After Meitner’s harrowing escape, Hahn continued the neutron bombardment experiments, now assisted by the German chemist Fritz Strassmann (1902–1980). As Hahn and Strassmann continued to bombard uranium with neutrons in late 1938, they unexpectedly encountered small quantities of barium in the target residue. Hahn puzzled over the source of the barium, which behaved chemically like radium but was much lower in atomic mass. He sent a letter to Meitner informing her about the unusual findings. Meitner quickly made the important connection that the uranium nucleus was splitting. During the Christmas holidays in Sweden, she discussed the phenomenon with her nephew, the Austrian-British physicist Otto Frisch (1904–1979). He agreed with her hypothesis and they immediately collaborated on a world-changing short paper entitled “Disintegration of Uranium by Neutrons: A New Type of Nuclear Reaction,” published in the February 11, 1939, issue of Nature. Using the liquid-drop model of the nucleus, Meitner (in collaboration with Frisch) cited the experimental results of Hahn and Strassmann and then boldly proposed that the barium (atomic number 56) was being formed when the uranium nucleus split. They borrowed the term fission from biology and calculated that approximately 200 million electron volts (MeV) of energy was being released in the nuclear fission reaction.

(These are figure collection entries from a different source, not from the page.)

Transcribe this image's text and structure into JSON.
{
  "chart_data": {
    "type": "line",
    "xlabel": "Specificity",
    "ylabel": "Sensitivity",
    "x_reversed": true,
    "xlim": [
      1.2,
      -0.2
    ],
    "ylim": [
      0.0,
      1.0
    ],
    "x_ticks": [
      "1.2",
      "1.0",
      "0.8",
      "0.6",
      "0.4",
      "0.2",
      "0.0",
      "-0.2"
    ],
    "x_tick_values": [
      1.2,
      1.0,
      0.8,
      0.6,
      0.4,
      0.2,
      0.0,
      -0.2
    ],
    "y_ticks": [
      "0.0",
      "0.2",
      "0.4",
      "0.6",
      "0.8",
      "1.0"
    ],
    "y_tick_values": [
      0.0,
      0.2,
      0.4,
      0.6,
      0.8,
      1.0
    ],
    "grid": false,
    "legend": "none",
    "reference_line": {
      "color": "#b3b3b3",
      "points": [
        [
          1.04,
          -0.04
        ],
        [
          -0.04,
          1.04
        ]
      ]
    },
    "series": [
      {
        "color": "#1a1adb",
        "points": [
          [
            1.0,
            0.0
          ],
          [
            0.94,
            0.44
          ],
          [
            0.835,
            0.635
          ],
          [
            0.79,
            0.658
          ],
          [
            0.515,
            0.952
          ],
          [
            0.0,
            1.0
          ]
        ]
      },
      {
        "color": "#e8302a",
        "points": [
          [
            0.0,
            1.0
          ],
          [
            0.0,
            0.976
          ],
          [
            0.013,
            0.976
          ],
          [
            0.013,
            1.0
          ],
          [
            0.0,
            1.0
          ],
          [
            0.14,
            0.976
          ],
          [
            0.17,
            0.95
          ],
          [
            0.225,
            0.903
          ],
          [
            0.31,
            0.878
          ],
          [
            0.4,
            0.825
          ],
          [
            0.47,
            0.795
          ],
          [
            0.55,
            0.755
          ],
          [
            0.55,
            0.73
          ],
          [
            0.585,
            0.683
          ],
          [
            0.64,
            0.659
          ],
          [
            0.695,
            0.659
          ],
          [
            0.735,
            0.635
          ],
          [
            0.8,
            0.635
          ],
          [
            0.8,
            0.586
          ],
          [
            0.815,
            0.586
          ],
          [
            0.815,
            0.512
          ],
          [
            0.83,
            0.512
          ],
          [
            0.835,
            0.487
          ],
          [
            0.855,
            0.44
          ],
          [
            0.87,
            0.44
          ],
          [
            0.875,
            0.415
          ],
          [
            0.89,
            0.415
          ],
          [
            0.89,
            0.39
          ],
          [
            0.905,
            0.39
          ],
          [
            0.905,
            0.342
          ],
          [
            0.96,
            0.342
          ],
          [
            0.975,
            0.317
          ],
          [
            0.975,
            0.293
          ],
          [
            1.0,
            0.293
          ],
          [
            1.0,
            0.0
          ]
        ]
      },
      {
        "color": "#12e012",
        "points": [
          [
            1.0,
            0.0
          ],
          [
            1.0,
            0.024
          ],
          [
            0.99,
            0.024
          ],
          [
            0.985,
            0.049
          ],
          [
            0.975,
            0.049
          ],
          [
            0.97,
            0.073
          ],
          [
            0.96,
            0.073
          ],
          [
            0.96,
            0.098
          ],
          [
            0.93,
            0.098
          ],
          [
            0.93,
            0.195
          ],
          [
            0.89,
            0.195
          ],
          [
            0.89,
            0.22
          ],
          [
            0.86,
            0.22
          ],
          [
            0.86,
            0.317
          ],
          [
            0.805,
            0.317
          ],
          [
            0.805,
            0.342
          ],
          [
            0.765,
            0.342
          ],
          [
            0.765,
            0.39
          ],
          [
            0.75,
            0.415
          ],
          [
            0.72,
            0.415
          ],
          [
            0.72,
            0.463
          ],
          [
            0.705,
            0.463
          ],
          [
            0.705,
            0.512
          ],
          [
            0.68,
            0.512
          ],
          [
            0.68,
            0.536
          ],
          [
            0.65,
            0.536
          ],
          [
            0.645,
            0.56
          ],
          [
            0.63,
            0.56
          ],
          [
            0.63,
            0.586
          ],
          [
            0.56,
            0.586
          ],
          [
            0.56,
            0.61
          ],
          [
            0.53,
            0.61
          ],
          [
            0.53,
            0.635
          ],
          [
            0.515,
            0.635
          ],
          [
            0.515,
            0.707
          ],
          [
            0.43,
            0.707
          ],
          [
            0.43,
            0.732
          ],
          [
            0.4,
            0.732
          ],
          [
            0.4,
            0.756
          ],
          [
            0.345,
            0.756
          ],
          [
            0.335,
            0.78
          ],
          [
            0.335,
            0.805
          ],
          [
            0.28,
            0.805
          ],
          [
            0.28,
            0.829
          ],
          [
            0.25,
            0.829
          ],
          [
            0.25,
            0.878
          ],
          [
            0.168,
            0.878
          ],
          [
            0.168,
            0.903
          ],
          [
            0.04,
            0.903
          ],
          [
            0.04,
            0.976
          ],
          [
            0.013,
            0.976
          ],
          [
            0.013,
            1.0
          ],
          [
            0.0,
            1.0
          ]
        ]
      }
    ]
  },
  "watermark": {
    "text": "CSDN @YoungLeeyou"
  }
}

Several days after his visit to Stockholm, Frisch informed Niels Bohr (1885–1962) of what was happening in Nazi Germany and the phenomenon of nuclear fission. Bohr grasped the consequences immediately and carried the news across the Atlantic Ocean, informing many key nuclear physicists in the United States. After Frisch returned to Copenhagen, he performed his own experiments in mid-January 1939 to confirm the process of uranium fission. He then left Denmark and went to England, where he collaborated with the German-British physicist Rudolph Peirls (1907–1955). They calculated the size and explosive power of a possible uranium-235 atomic bomb and eventually joined the British scientific team working on the Manhattan Project at Los Alamos Laboratory in New Mexico.

In 1943, Lise Meitner was invited to join the British team going to Los Alamos, but she refused to use her scientific talents on the military application of nuclear energy. She remained in Sweden after World War II and became a Swedish citizen in 1949. In 1944, the Nobel Prize Committee inexplicably ignored Meitner’s role in the discovery of nuclear fission. They chose to award only Hahn the 1944 Nobel Prize in chemistry, citing “his [emphasis added] discovery of the fission of heavy nuclei.” Equally surprising, after World War II Hahn never publicly acknowledged Meitner’s role in the discovery of nuclear fission—despite three decades of scientific collaboration with her. Hahn’s silence embittered Meitner, and they no longer worked together as pioneers in nuclear chemistry and radioactivity.

Meitner did receive other awards, however, including Germany’s Max Planck Award (1949) and the Enrico Fermi Award from the U.S. Atomic Energy Commission (1966). She was the first female scientist to win the prestigious Fermi Award, sharing the prize that year with Hahn and Strassmann. In 1960, she moved from Stockholm to England to be near her nephew, Frisch, who was then a physics professor at Cambridge University. A few days before her 90th birthday, on October 27, 1968, Meitner died in Cambridge. As a lasting tribute to her numerous contributions to nuclear technology, in 1997 the International Union of Pure and Applied Chemistry approved the name meitnerium for transuranic element 109.